Saturday, October 10, 2015

Icarus Films And The KimStim Collection Ready Writer/Director Eskil Vogt’s Blind For The Domestic DVD Market Place On Dec. 8


DVD & Blu-ray Release Report, Ralph Tribbey
Icarus Films will be teaming the KimStim Collection on Dec. 8 for the domestic DVD debut of Norwegian filmmaker Eskil Vogt’s Blind.

After delivering a pair of award-winning scripts — Reprise (2006) and Oslo, August 31st (2011) — Vogt has taken his latest creation and elected himself as the director.  In the process, he has delivered not only another excellent screenplay (very offbeat), but his direction is sure and surprisingly mature for a first effort.

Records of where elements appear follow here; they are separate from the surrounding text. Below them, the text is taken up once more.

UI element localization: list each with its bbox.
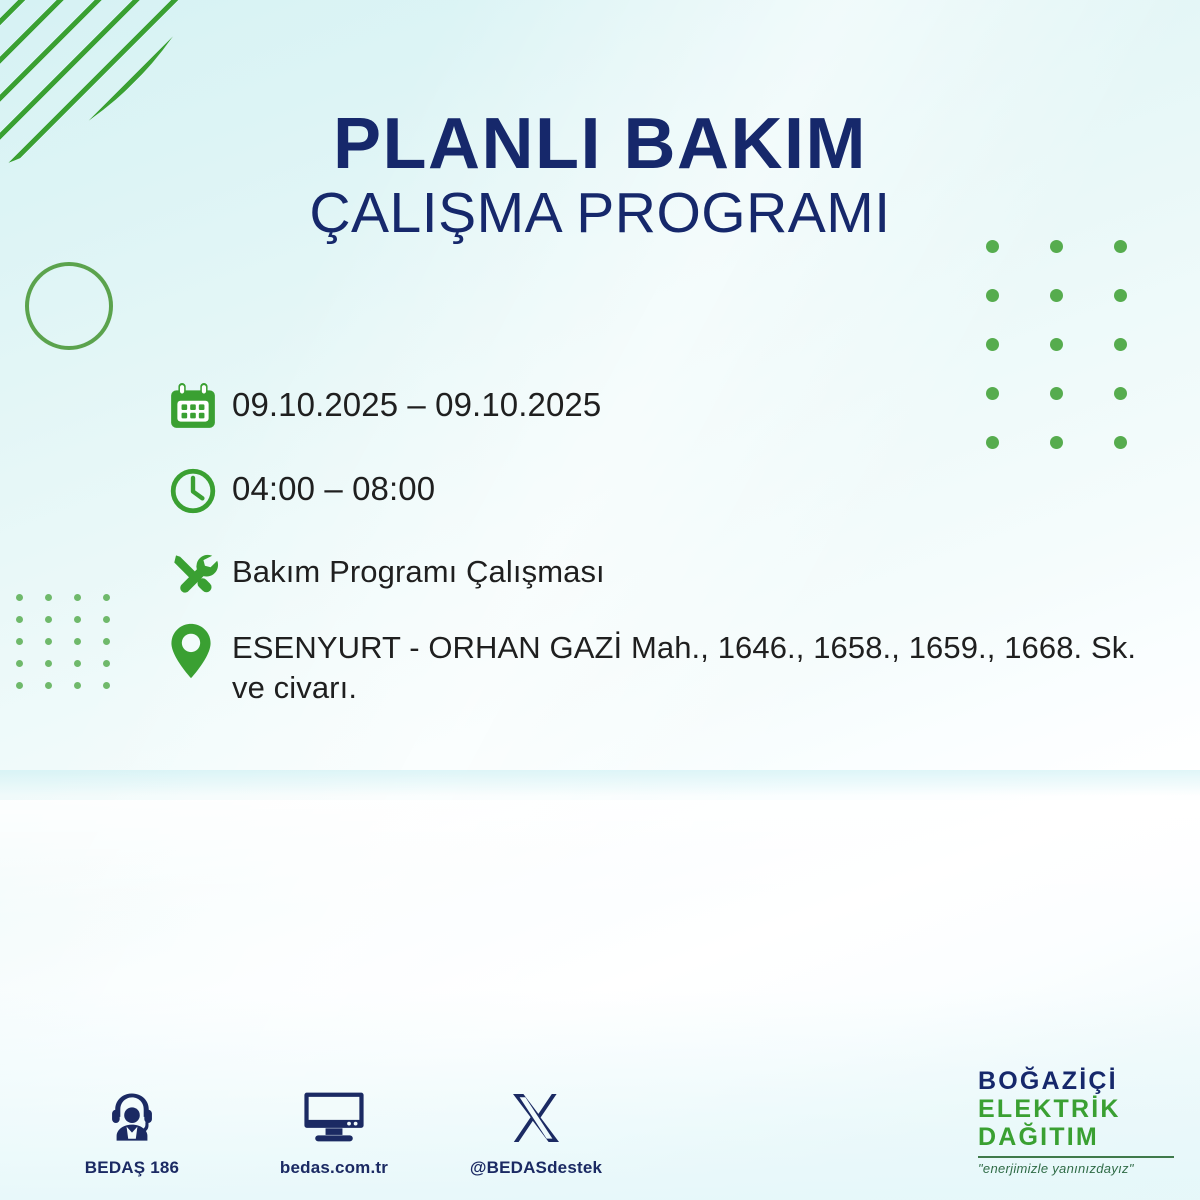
brand-line-2: ELEKTRİK [978,1095,1178,1123]
poster-canvas: PLANLI BAKIM ÇALIŞMA PROGRAMI [0,0,1200,1200]
contact-website[interactable]: bedas.com.tr [260,1082,408,1178]
detail-row-work: Bakım Programı Çalışması [168,546,1168,604]
brand-line-1: BOĞAZİÇİ [978,1067,1178,1095]
clock-icon [168,462,232,520]
work-type-text: Bakım Programı Çalışması [232,546,605,592]
brand-logo: BOĞAZİÇİ ELEKTRİK DAĞITIM "enerjimizle y… [978,1067,1178,1176]
contact-phone[interactable]: BEDAŞ 186 [58,1082,206,1178]
contact-website-label: bedas.com.tr [260,1158,408,1178]
location-pin-icon [168,622,232,680]
footer-contacts: BEDAŞ 186 bedas.com.tr [58,1082,610,1178]
x-twitter-icon [462,1082,610,1146]
circle-outline-decoration [25,262,113,350]
header: PLANLI BAKIM ÇALIŞMA PROGRAMI [0,108,1200,247]
brand-divider [978,1156,1174,1158]
page-title: PLANLI BAKIM [0,108,1200,180]
background-band-top [0,770,1200,796]
tools-icon [168,546,232,604]
monitor-icon [260,1082,408,1146]
contact-social-label: @BEDASdestek [462,1158,610,1178]
page-subtitle: ÇALIŞMA PROGRAMI [0,180,1200,247]
background-band-mid [0,800,1200,920]
detail-row-date: 09.10.2025 – 09.10.2025 [168,378,1168,436]
brand-tagline: "enerjimizle yanınızdayız" [978,1161,1178,1176]
detail-row-time: 04:00 – 08:00 [168,462,1168,520]
contact-phone-label: BEDAŞ 186 [58,1158,206,1178]
time-range-text: 04:00 – 08:00 [232,462,435,510]
brand-line-3: DAĞITIM [978,1123,1178,1151]
dot-grid-left-decoration [16,594,132,704]
headset-support-icon [58,1082,206,1146]
calendar-icon [168,378,232,436]
contact-social[interactable]: @BEDASdestek [462,1082,610,1178]
location-text: ESENYURT - ORHAN GAZİ Mah., 1646., 1658.… [232,622,1162,707]
date-range-text: 09.10.2025 – 09.10.2025 [232,378,601,426]
outage-details: 09.10.2025 – 09.10.2025 04:00 – 08:00 [168,378,1168,733]
detail-row-location: ESENYURT - ORHAN GAZİ Mah., 1646., 1658.… [168,622,1168,707]
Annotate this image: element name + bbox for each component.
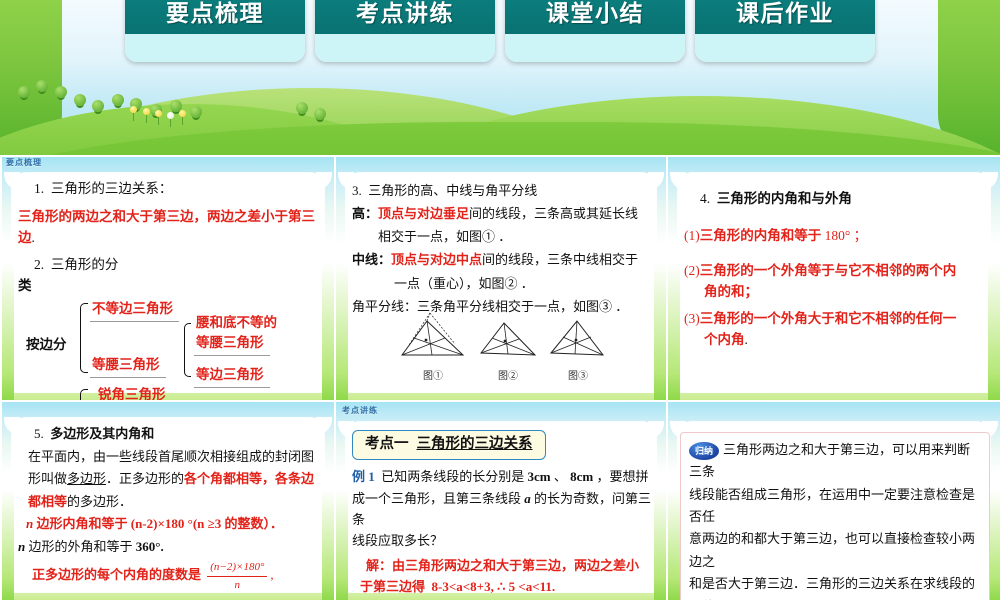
rule-3-cont: 个内角. — [684, 330, 988, 351]
fraction-comma: , — [270, 567, 273, 582]
heading-line: 5. 多边形及其内角和 — [18, 424, 322, 444]
kaodian-heading: 考点一三角形的三边关系 — [352, 430, 546, 460]
median-highlight: 顶点与对边中点 — [391, 252, 482, 267]
example-value-2: 8cm — [570, 469, 593, 484]
formula-value: (n-2)×180 ° — [131, 516, 193, 531]
altitude-line: 高：顶点与对边垂足间的线段，三条高或其延长线 — [352, 204, 654, 224]
flower-icon — [143, 108, 150, 115]
solution-2a: 于第三边得 — [360, 579, 425, 594]
fraction-numerator: (n−2)×180° — [207, 559, 267, 577]
solution-2b: 8-3<a<8+3, ∴ 5 <a<11. — [432, 579, 556, 594]
rule-2-cont: 角的和； — [684, 282, 988, 303]
by-side-label: 按边分 — [26, 335, 67, 356]
item-title: 多边形及其内角和 — [50, 426, 154, 441]
heading-line-2: 2. 三角形的分 — [18, 255, 322, 276]
brace-isosceles — [184, 323, 191, 377]
exterior-text: 边形的外角和等于 — [28, 539, 132, 554]
by-side-item-1: 不等边三角形 — [90, 299, 179, 322]
triangle-bisector-icon — [547, 311, 609, 361]
panel-grid: 要点梳理 1. 三角形的三边关系： 三角形的两边之和大于第三边，两边之差小于第三… — [0, 155, 1000, 600]
tab-top-kaodianjianglian: 考点讲练 — [315, 0, 495, 34]
figure-3: 图③ — [547, 311, 609, 384]
def-2b: ．正多边形的 — [106, 471, 184, 486]
median-label: 中线： — [352, 252, 391, 267]
summary-line-3: 意两边的和都大于第三边，也可以直接检查较小两边之 — [689, 528, 981, 573]
example-label: 例 1 — [352, 469, 375, 484]
guina-badge: 归纳 — [689, 442, 719, 460]
by-angle-item-1: 锐角三角形 — [96, 385, 172, 400]
panel-triangle-sides: 要点梳理 1. 三角形的三边关系： 三角形的两边之和大于第三边，两边之差小于第三… — [0, 155, 334, 400]
brace-by-angle — [80, 389, 88, 400]
flower-icon — [155, 110, 162, 117]
summary-text-1: 三角形两边之和大于第三边，可以用来判断三条 — [689, 442, 970, 479]
slide-root: 要点梳理 考点讲练 课堂小结 课后作业 — [0, 0, 1000, 600]
exterior-n: n — [18, 539, 25, 554]
summary-line-2: 线段能否组成三角形，在运用中一定要注意检查是否任 — [689, 484, 981, 529]
panel-content: 1. 三角形的三边关系： 三角形的两边之和大于第三边，两边之差小于第三边. 2.… — [18, 179, 322, 400]
panel-polygon-angles: 5. 多边形及其内角和 在平面内，由一些线段首尾顺次相接组成的封闭图 形叫做多边… — [0, 400, 334, 600]
item-number: 3. — [352, 183, 362, 198]
tab-kaodianjianglian[interactable]: 考点讲练 — [315, 0, 495, 62]
header-banner: 要点梳理 考点讲练 课堂小结 课后作业 — [0, 0, 1000, 155]
tree-icon — [92, 100, 104, 112]
figure-caption: 图① — [397, 369, 469, 385]
tab-label: 课堂小结 — [546, 0, 644, 28]
heading-line: 1. 三角形的三边关系： — [18, 179, 322, 200]
panel-content: 4. 三角形的内角和与外角 (1)三角形的内角和等于 180° ； (2)三角形… — [684, 189, 988, 400]
tab-top-ketangxiaojie: 课堂小结 — [505, 0, 685, 34]
median-line-2: 一点（重心），如图② ． — [352, 274, 654, 294]
def-3b: 的多边形． — [67, 494, 132, 509]
isosceles-sub-1a: 腰和底不等的 — [194, 313, 283, 335]
rule-3-text: 三角形的一个外角大于和它不相邻的任何一 — [700, 311, 957, 326]
tree-icon — [55, 86, 67, 98]
definition-line-3: 都相等的多边形． — [18, 492, 322, 512]
formula-each-interior: 正多边形的每个内角的度数是 (n−2)×180° n , — [18, 559, 322, 593]
rule-2-text: 三角形的一个外角等于与它不相邻的两个内 — [700, 263, 957, 278]
panel-content: 归纳三角形两边之和大于第三边，可以用来判断三条 线段能否组成三角形，在运用中一定… — [680, 432, 990, 600]
triangle-median-icon — [477, 311, 539, 361]
tree-icon — [314, 108, 326, 120]
example-text-1b: ，要想拼 — [597, 469, 649, 484]
rule-period: . — [32, 230, 35, 245]
panel-interior-exterior-angles: 4. 三角形的内角和与外角 (1)三角形的内角和等于 180° ； (2)三角形… — [666, 155, 1000, 400]
figure-1: 图① — [397, 311, 469, 384]
solution-line-1: 解：由三角形两边之和大于第三边，两边之差小 — [352, 555, 654, 576]
figure-2: 图② — [477, 311, 539, 384]
flower-icon — [179, 110, 186, 117]
tree-icon — [74, 94, 86, 106]
rule-3-period: . — [745, 332, 748, 347]
tab-bottom — [315, 34, 495, 62]
fraction-denominator: n — [207, 577, 267, 594]
flower-icon — [130, 106, 137, 113]
by-side-item-2: 等腰三角形 — [90, 355, 166, 378]
flower-stem — [182, 116, 183, 125]
altitude-rest: 间的线段，三条高或其延长线 — [469, 206, 638, 221]
tree-icon — [112, 94, 124, 106]
tree-icon — [296, 102, 308, 114]
rule-line: 三角形的两边之和大于第三边，两边之差小于第三边. — [18, 207, 322, 249]
heading-line: 3. 三角形的高、中线与角平分线 — [352, 181, 654, 201]
rule-3-cont-text: 个内角 — [704, 332, 745, 347]
rule-text: 三角形的两边之和大于第三边，两边之差小于第三边 — [18, 209, 315, 245]
flower-stem — [133, 112, 134, 121]
tab-top-yaodianshuli: 要点梳理 — [125, 0, 305, 34]
summary-line-1: 归纳三角形两边之和大于第三边，可以用来判断三条 — [689, 439, 981, 484]
formula-interior: n 边形内角和等于 (n-2)×180 °(n ≥3 的整数）． — [18, 514, 322, 534]
item-title: 三角形的三边关系： — [51, 181, 173, 196]
rule-3: (3)三角形的一个外角大于和它不相邻的任何一 — [684, 309, 988, 330]
triangle-altitude-icon — [397, 311, 469, 361]
tab-ketangxiaojie[interactable]: 课堂小结 — [505, 0, 685, 62]
each-interior-text: 正多边形的每个内角的度数是 — [32, 567, 201, 582]
panel-content: 考点一三角形的三边关系 例 1 已知两条线段的长分别是 3cm 、 8cm ，要… — [352, 430, 654, 600]
def-2-highlight: 各个角都相等，各条边 — [184, 471, 314, 486]
nav-tabs: 要点梳理 考点讲练 课堂小结 课后作业 — [125, 0, 880, 62]
definition-line-1: 在平面内，由一些线段首尾顺次相接组成的封闭图 — [18, 447, 322, 467]
summary-box: 归纳三角形两边之和大于第三边，可以用来判断三条 线段能否组成三角形，在运用中一定… — [680, 432, 990, 600]
example-variable: a — [524, 491, 531, 506]
kaodian-label: 考点一 — [365, 436, 409, 452]
def-term: 多边形 — [67, 471, 106, 486]
formula-text: 边形内角和等于 — [36, 516, 127, 531]
tab-label: 要点梳理 — [166, 0, 264, 28]
tab-bottom — [505, 34, 685, 62]
panel-content: 5. 多边形及其内角和 在平面内，由一些线段首尾顺次相接组成的封闭图 形叫做多边… — [18, 424, 322, 600]
rule-2: (2)三角形的一个外角等于与它不相邻的两个内 — [684, 261, 988, 282]
rule-1-text: 三角形的内角和等于 — [700, 228, 822, 243]
tree-icon — [36, 80, 48, 92]
flower-stem — [170, 118, 171, 127]
tab-bottom — [695, 34, 875, 62]
tab-yaodianshuli[interactable]: 要点梳理 — [125, 0, 305, 62]
tab-label: 课后作业 — [736, 0, 834, 28]
panel-content: 3. 三角形的高、中线与角平分线 高：顶点与对边垂足间的线段，三条高或其延长线 … — [352, 181, 654, 400]
panel-tag: 要点梳理 — [6, 157, 42, 168]
formula-cond: (n ≥3 的整数）． — [193, 516, 283, 531]
median-rest: 间的线段，三条中线相交于 — [482, 252, 638, 267]
item-number: 4. — [700, 191, 710, 206]
item-title: 三角形的高、中线与角平分线 — [368, 183, 537, 198]
tree-icon — [190, 106, 202, 118]
rule-1-number: (1) — [684, 228, 700, 243]
item-number: 1. — [34, 181, 44, 196]
figure-caption: 图② — [477, 369, 539, 385]
rule-3-number: (3) — [684, 311, 700, 326]
rule-1-value: 180° — [825, 228, 851, 243]
item-title: 三角形的分 — [51, 257, 119, 272]
isosceles-sub-1b: 等腰三角形 — [194, 333, 270, 356]
flower-icon — [167, 112, 174, 119]
triangle-figures: 图① 图② — [397, 311, 609, 384]
summary-line-4: 和是否大于第三边．三角形的三边关系在求线段的取值 — [689, 573, 981, 600]
panel-altitude-median-bisector: 3. 三角形的高、中线与角平分线 高：顶点与对边垂足间的线段，三条高或其延长线 … — [334, 155, 666, 400]
classification-tree: 按边分 不等边三角形 等腰三角形 腰和底不等的 等腰三角形 等边三角形 按角分 … — [18, 299, 322, 400]
tab-label: 考点讲练 — [356, 0, 454, 28]
example-value-1: 3cm — [528, 469, 551, 484]
item-title: 三角形的内角和与外角 — [717, 191, 852, 206]
def-2a: 形叫做 — [28, 471, 67, 486]
kaodian-title: 三角形的三边关系 — [417, 436, 533, 452]
tab-bottom — [125, 34, 305, 62]
panel-summary: 归纳三角形两边之和大于第三边，可以用来判断三条 线段能否组成三角形，在运用中一定… — [666, 400, 1000, 600]
example-text-2a: 成一个三角形，且第三条线段 — [352, 491, 521, 506]
example-line-2: 成一个三角形，且第三条线段 a 的长为奇数，问第三条 — [352, 488, 654, 530]
example-text-1a: 已知两条线段的长分别是 — [381, 469, 524, 484]
item-number: 5. — [34, 426, 44, 441]
panel-example-1: 考点讲练 考点一三角形的三边关系 例 1 已知两条线段的长分别是 3cm 、 8… — [334, 400, 666, 600]
definition-line-2: 形叫做多边形．正多边形的各个角都相等，各条边 — [18, 469, 322, 489]
flower-stem — [158, 116, 159, 125]
altitude-highlight: 顶点与对边垂足 — [378, 206, 469, 221]
altitude-label: 高： — [352, 206, 378, 221]
rule-1-end: ； — [854, 228, 868, 243]
median-line: 中线：顶点与对边中点间的线段，三条中线相交于 — [352, 250, 654, 270]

At the center of his story is Ingrid (Ellen Dorrit Petersen — King of Devil’s Island, Trouble Water, Into the Dark, etc.), a thirty-something writer, living in Oslo, married and faced with a life-changing condition.   She’s recently lost her sight (hence the title).

Let’s be honest, that doesn’t sound like much a starting point for a film — a blind woman wanders around her apartment while her marriage falls apart.  

DVD & Blu-ray Release Report, Ralph Tribbey
But Vogt has many twists and turns and surprises in store for us in his clever narrative and the equally clever cinematic presentation (sound and cinematography as storytelling elements).   We hear Ingrid’s mind at work as she struggles with her condition and the tricks her active mind is capable of playing on her … and us as the story unfolds.

Indeed, we learn early on that two of the main characters in her world, Elin (Vera Vitali), her neighbor, a single-mom caught up in a joint custody battle, and Einar (Marius Kolbenstvedt), a deviant with an addiction to porn, are of her own creation.   They are real to us, but fictions created in her mind.   They serve a purpose that becomes clear(er) as the story unfolds.

Her husband, Morten (Henrik Rafaelsen), is real, but as things progress we can never really be sure if he is there — spying on her — or off to work.   And when he’s there, making noise and moving around, we can’t really be sure if Ingrid is manufacturing his presence in her mind.

Blind deals with being blind — a world of physical limitations — but also with loneliness, coping with despair and trying to adapt to a world that is not of one’s making.

Blind is presented in Norwegian with English subtitles.